When multi-layer insulation is used to protect vessels containing cryogenic liquids, however, severe problems can arise during ground operations. The boiling point of hydrogen, for example, is so low that most gases, particularly those comprising the atmosphere, will liquefy on contact with a container of liquid hydrogen. If that container of liquid hydrogen is surrounded only by multi-layer insulation, atmospheric gases can reach the container through the spaces between the layers of insulation. One atmospheric gas, oxygen, liquefies at -182.9.degree. C. Liquid oxygen readily supports combustion of almost any material and is hypergolic with many materials. Nitrogen, the other primary constituent of the atmosphere, liquefies at -209.9.degree. C. The problem resulting from liquefied gases in the layers of insulation is that those liquefied gases tend to accumulate in low points in the insulation and, when exposed to the decreasing atmospheric pressure during launch, will return to the gaseous state and expand in a sufficiently sudden and forceful manner as to damage the insulation severely.

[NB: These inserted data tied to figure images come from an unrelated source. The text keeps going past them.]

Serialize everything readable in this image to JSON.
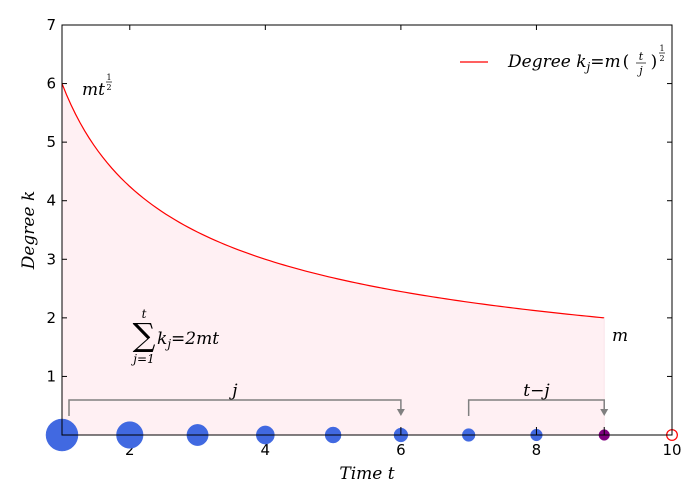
{
  "chart_data": {
    "type": "line",
    "xlabel": "Time t",
    "ylabel": "Degree k",
    "xlim": [
      1,
      10
    ],
    "ylim": [
      0,
      7
    ],
    "x_ticks": [
      2,
      4,
      6,
      8,
      10
    ],
    "y_ticks": [
      0,
      1,
      2,
      3,
      4,
      5,
      6,
      7
    ],
    "legend_position": "top-right",
    "series": [
      {
        "name": "Degree k_j = m(t/j)^(1/2)",
        "color": "#ff0000",
        "m": 2,
        "t": 9,
        "x": [
          1,
          1.25,
          1.5,
          2,
          2.5,
          3,
          3.5,
          4,
          4.5,
          5,
          5.5,
          6,
          6.5,
          7,
          7.5,
          8,
          8.5,
          9
        ],
        "y": [
          6.0,
          5.367,
          4.899,
          4.243,
          3.795,
          3.464,
          3.207,
          3.0,
          2.828,
          2.683,
          2.558,
          2.449,
          2.353,
          2.268,
          2.191,
          2.121,
          2.058,
          2.0
        ]
      }
    ],
    "fill_color": "#fff0f3",
    "nodes": [
      {
        "x": 1,
        "size": 6,
        "color": "#4169e1"
      },
      {
        "x": 2,
        "size": 5,
        "color": "#4169e1"
      },
      {
        "x": 3,
        "size": 4,
        "color": "#4169e1"
      },
      {
        "x": 4,
        "size": 3.4,
        "color": "#4169e1"
      },
      {
        "x": 5,
        "size": 3,
        "color": "#4169e1"
      },
      {
        "x": 6,
        "size": 2.6,
        "color": "#4169e1"
      },
      {
        "x": 7,
        "size": 2.4,
        "color": "#4169e1"
      },
      {
        "x": 8,
        "size": 2.2,
        "color": "#4169e1"
      },
      {
        "x": 9,
        "size": 2,
        "color": "#800080"
      },
      {
        "x": 10,
        "size": 2,
        "color": "#ff0000",
        "hollow": true
      }
    ],
    "brackets": [
      {
        "label": "j",
        "from": 1,
        "to": 6
      },
      {
        "label": "t−j",
        "from": 7,
        "to": 9
      }
    ],
    "annotations": {
      "start_label": "mt",
      "start_exp": "1",
      "start_exp_den": "2",
      "end_label": "m",
      "sum_symbol": "∑",
      "sum_top": "t",
      "sum_bottom": "j=1",
      "sum_body": "k",
      "sum_body_sub": "j",
      "sum_rhs": "=2mt"
    },
    "legend": {
      "word": "Degree ",
      "k": "k",
      "sub": "j",
      "eq": "=",
      "m": "m",
      "frac_num": "t",
      "frac_den": "j",
      "exp_num": "1",
      "exp_den": "2"
    },
    "axis_text": {
      "x_word": "Time ",
      "x_var": "t",
      "y_word": "Degree ",
      "y_var": "k"
    }
  }
}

Another problem that arises when using multi-layer insulation on any surface whose temperature falls below the dew point of the surrounding atmosphere is that water will accumulate in the insulation. If the temperature is below 0.degree. C. this water will freeze and if the temperature is above 0.degree. C. it will remain liquid. In either case, during ascent of the launch vehicle, falling atmospheric pressure causes the water (or ice) to boil (or sublimate) suddenly and release, explosively, water vapor that has accumulated over a long period with resultant insulation damage.
There are two techniques for preventing the accumulation of these liquids (and solids) in multi-layer insulation. One technique is vacuum jacketing. In this technique, the insulation is contained within a jacket made up of the tank on the inside and an outer shell capable of withstanding the crushing pressure of the atmosphere when a vacuum is created on the jacket interior. This technique is commonly used for ground based cryogenic tanks, but it is too heavy to be practical for most space applications.
The other technique to protect the multi-layer insulation and to prevent the condensation of ambient gases is to purge the multi-layer insulation with an inert gas whose boiling point is lower than the temperature at the outer surfaces on the cryogenic vessel. In the case of a vessel containing liquid hydrogen, the only readily available purge gas that will work is helium, whose boiling point is -268.9.degree. C. Liquid oxygen tanks may be purged with nitrogen. This multi-layer insulation purging system must operate while the cryogenic vessel is on the ground and perhaps even during the eary phases of launch.